Incorporating new information can complicate policy making: As new data and modeling methods become available, IHME GBD estimates are revised, both for the current year and all previous years. These revisions are important but their effects can be complicated for policy making—for example, the World Bank’s recent release of new purchasing power parity numbers or recent GDP rebasings in sub-Saharan Africa. This raises the questions: how quickly should country priorities be adjusted in the case of a substantial revision in estimates? And could such data be used to monitor performance or for impact evaluation purposes?
The GBD method provides a tool for ‘crossing the road’: While jay-walking could be a potential risk factor included in the GBD—IHME uses what they call the ‘cross-walk’ tool to link data sources and pool study results that report on multiple related indicators.
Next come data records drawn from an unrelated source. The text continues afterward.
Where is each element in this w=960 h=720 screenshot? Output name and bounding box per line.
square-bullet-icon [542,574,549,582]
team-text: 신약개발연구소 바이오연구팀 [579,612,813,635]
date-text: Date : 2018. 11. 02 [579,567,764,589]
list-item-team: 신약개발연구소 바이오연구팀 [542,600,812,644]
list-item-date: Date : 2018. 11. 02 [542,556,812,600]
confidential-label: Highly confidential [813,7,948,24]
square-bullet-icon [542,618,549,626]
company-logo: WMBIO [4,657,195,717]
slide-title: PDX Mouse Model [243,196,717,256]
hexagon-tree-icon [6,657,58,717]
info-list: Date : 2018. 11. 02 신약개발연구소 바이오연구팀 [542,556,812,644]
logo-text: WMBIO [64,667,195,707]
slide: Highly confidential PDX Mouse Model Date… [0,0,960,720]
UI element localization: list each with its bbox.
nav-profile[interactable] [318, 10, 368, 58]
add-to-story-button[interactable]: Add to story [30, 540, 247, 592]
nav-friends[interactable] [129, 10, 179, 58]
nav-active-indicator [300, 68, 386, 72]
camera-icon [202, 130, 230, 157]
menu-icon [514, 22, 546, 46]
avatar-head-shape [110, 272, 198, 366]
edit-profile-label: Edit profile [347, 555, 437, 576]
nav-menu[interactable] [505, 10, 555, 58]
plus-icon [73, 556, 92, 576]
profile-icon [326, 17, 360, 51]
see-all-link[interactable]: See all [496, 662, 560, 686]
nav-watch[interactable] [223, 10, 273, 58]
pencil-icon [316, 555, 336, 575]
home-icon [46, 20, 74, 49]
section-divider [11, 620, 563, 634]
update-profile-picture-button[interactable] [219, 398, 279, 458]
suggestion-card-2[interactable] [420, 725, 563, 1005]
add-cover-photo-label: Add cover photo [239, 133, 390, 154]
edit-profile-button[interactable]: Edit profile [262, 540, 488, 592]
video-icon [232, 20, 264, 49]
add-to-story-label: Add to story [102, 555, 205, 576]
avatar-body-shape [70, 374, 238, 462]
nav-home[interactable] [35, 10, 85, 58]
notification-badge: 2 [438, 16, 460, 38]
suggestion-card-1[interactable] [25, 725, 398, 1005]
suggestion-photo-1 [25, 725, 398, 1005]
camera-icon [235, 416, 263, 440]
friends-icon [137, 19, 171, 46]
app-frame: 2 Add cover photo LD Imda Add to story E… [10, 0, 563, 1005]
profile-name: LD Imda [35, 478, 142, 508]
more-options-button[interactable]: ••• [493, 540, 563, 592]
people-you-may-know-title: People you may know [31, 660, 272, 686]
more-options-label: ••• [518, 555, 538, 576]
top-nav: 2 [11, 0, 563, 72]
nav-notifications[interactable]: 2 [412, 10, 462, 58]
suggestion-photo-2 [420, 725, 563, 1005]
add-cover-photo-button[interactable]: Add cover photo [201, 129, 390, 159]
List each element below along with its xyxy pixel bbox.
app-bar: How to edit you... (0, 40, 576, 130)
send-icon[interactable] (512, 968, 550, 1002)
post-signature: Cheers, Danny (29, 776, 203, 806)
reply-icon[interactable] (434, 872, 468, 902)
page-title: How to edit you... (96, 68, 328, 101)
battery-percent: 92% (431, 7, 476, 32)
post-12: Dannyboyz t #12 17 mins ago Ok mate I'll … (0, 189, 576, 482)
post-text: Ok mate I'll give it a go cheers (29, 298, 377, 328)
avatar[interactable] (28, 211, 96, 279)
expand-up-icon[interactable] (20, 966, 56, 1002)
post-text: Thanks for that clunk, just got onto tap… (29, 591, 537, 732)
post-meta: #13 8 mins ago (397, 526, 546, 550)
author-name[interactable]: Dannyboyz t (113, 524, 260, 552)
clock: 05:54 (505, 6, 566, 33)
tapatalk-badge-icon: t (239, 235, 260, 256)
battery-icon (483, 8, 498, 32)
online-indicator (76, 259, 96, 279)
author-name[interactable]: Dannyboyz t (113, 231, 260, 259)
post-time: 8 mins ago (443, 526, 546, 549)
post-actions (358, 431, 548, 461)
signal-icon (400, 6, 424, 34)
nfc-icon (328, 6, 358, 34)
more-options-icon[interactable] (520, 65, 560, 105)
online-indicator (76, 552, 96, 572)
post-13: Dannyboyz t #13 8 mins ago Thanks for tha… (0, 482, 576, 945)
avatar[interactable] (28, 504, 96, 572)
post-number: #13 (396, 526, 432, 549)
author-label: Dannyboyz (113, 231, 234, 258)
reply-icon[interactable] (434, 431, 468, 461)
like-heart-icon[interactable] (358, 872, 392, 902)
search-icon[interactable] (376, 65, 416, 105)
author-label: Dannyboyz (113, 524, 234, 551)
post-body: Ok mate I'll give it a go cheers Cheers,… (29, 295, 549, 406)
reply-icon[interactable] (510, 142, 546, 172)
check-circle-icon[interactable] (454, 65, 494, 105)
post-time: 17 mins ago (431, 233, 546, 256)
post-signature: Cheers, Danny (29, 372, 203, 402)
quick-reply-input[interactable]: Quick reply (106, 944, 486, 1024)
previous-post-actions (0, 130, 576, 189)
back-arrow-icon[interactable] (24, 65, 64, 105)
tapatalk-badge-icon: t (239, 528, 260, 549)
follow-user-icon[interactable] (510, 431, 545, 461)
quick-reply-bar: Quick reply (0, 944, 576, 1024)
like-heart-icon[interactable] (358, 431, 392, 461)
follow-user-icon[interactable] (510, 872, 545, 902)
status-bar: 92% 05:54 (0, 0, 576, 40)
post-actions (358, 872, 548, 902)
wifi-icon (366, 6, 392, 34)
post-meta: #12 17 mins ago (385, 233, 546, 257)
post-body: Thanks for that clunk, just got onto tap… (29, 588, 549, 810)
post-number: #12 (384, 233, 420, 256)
The tool helps address issues that arise when data exists in different forms by converting findings to comparable formats (i.e. a reference definition) using empirically observed relationships between the reference format and non-standard formats. It’s an pragmatic tool that might have applications outside the GBD analysis—for example, in systematic reviews of public health interventions or other development interventions where indicators are varied.
In whole, I learned that calculating the GBD is a complicated process and is certainly a feat of coordination and brainpower (for an indication of the complexity of the methods see the ‘summary flow chart’ here). The first installments of GBD 2013 have already been released (see here, here and here) and the remainder will be available by fall 2014.